Sitting cross-legged on my back porch this morning, smoking a cigarette and downing some bold and bitter iced coffee I’d made up last night, I read the NA ‘Just For Today’ and almost laughed out loud. It was about having a full, busy life. I thought to myself, “hmm, this sounds familiar; wasn’t I just writing about this… yesterday?”

Indeed I was. Those of us who follow the JFT have all noticed an eerie prescience to that daily meditation. Whatever it is that we’re experiencing in our lives, the ‘Just For Today’ meditation has an amazing ability to hit us spot-on for what we’re going through. It is timely in a way that is almost psychic. My Friday night homegroup is a JFT meeting, and I have shared many times about what a coincidence it is that the reading talked about exactly what I was going through at that moment.

Of course, it’s not really a coincidence at all. The issues the ‘Just For Today’ talks about are things all us addicts deal with. Of course the readings are going to hit home, they discuss the issues we face living life in Recovery. The feeling of wonder we get at the JFT ‘knowing’ what’s going on in our lives is no different than the feeling we get when we hear a chairperson or a speaker tell our story. We are not so different from each other as we would like to believe. That is one of the great lies the disease tells us--that we’re unique, alone. We’re not.

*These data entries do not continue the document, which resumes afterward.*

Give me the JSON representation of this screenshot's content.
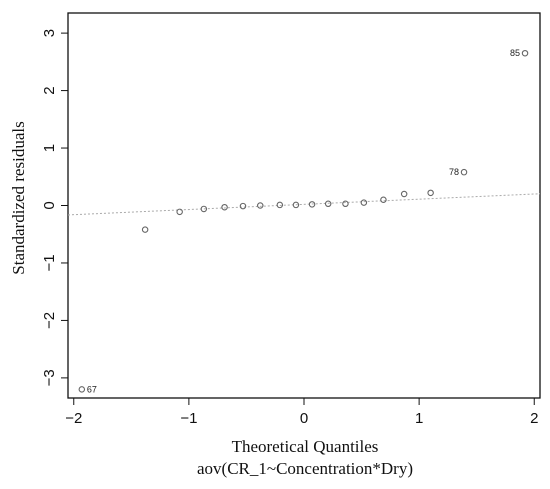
{
  "chart_data": {
    "type": "scatter",
    "title": "",
    "xlabel": "Theoretical Quantiles",
    "subtitle": "aov(CR_1~Concentration*Dry)",
    "ylabel": "Standardized residuals",
    "xlim": [
      -2.05,
      2.05
    ],
    "ylim": [
      -3.35,
      3.35
    ],
    "xticks": [
      -2,
      -1,
      0,
      1,
      2
    ],
    "yticks": [
      -3,
      -2,
      -1,
      0,
      1,
      2,
      3
    ],
    "xtick_labels": [
      "−2",
      "−1",
      "0",
      "1",
      "2"
    ],
    "ytick_labels": [
      "−3",
      "−2",
      "−1",
      "0",
      "1",
      "2",
      "3"
    ],
    "grid": false,
    "reference_line": {
      "intercept": 0.02,
      "slope": 0.09
    },
    "points": [
      {
        "x": -1.93,
        "y": -3.2,
        "label": "67"
      },
      {
        "x": -1.38,
        "y": -0.42
      },
      {
        "x": -1.08,
        "y": -0.11
      },
      {
        "x": -0.87,
        "y": -0.06
      },
      {
        "x": -0.69,
        "y": -0.03
      },
      {
        "x": -0.53,
        "y": -0.01
      },
      {
        "x": -0.38,
        "y": 0.0
      },
      {
        "x": -0.21,
        "y": 0.01
      },
      {
        "x": -0.07,
        "y": 0.01
      },
      {
        "x": 0.07,
        "y": 0.02
      },
      {
        "x": 0.21,
        "y": 0.03
      },
      {
        "x": 0.36,
        "y": 0.03
      },
      {
        "x": 0.52,
        "y": 0.05
      },
      {
        "x": 0.69,
        "y": 0.1
      },
      {
        "x": 0.87,
        "y": 0.2
      },
      {
        "x": 1.1,
        "y": 0.22
      },
      {
        "x": 1.39,
        "y": 0.58,
        "label": "78"
      },
      {
        "x": 1.92,
        "y": 2.65,
        "label": "85"
      }
    ],
    "colors": {
      "points": "#666666",
      "reference_line": "#aaaaaa",
      "frame": "#111111"
    }
  }
}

Today’s meditation made a point that I didn’t yesterday. How many times have we been in a meeting and heard someone complain about how busy or full their life is these days? They go on and on about everything that is happening. Maybe it’s ourselves who is doing the complaining. The thing we can so easily forget is what a miracle it is to be sitting there complaining about having a life!

How many of us were homeless before we got clean & sober? How many of us were unemployable? Or in a mental institution? Or in prison? Before we started Recovery, we weren’t capable of having lives, it wasn’t possible. Working the program, doing the steps, being of service to others, we find our way back from the edge. With patience and dedication, we can be restored to sanity.

Having lives becomes possible. We become employable. We learn how to handle life on life’s terms. We learn how to handle it so well that we take on too much life and have to first-step ourselves again--remembering our powerlessness; recognizing once more our unmanageability. If we find ourselves thinking how insane our lives are getting? Time to apply the steps, the spiritual principles of the program, in all our affairs.

We always need to be restored to sanity. As people who suffer from the disease, our natural direction is going to be towards being insane. That’s where the disease is always trying to take us. We don’t get to stop working the program. The good news, as ever, is that there is a solution--if we keep on working the program, we will keep on being restored to sanity.

I’ve said it before and I’ll say it again: Recovery didn’t so much as save my life, as it gave me one. Complaining about actually having a life? I’ve been guilty of it. But I try my best to be in a state of gratitude that I even have a life at all. It truly is a miracle.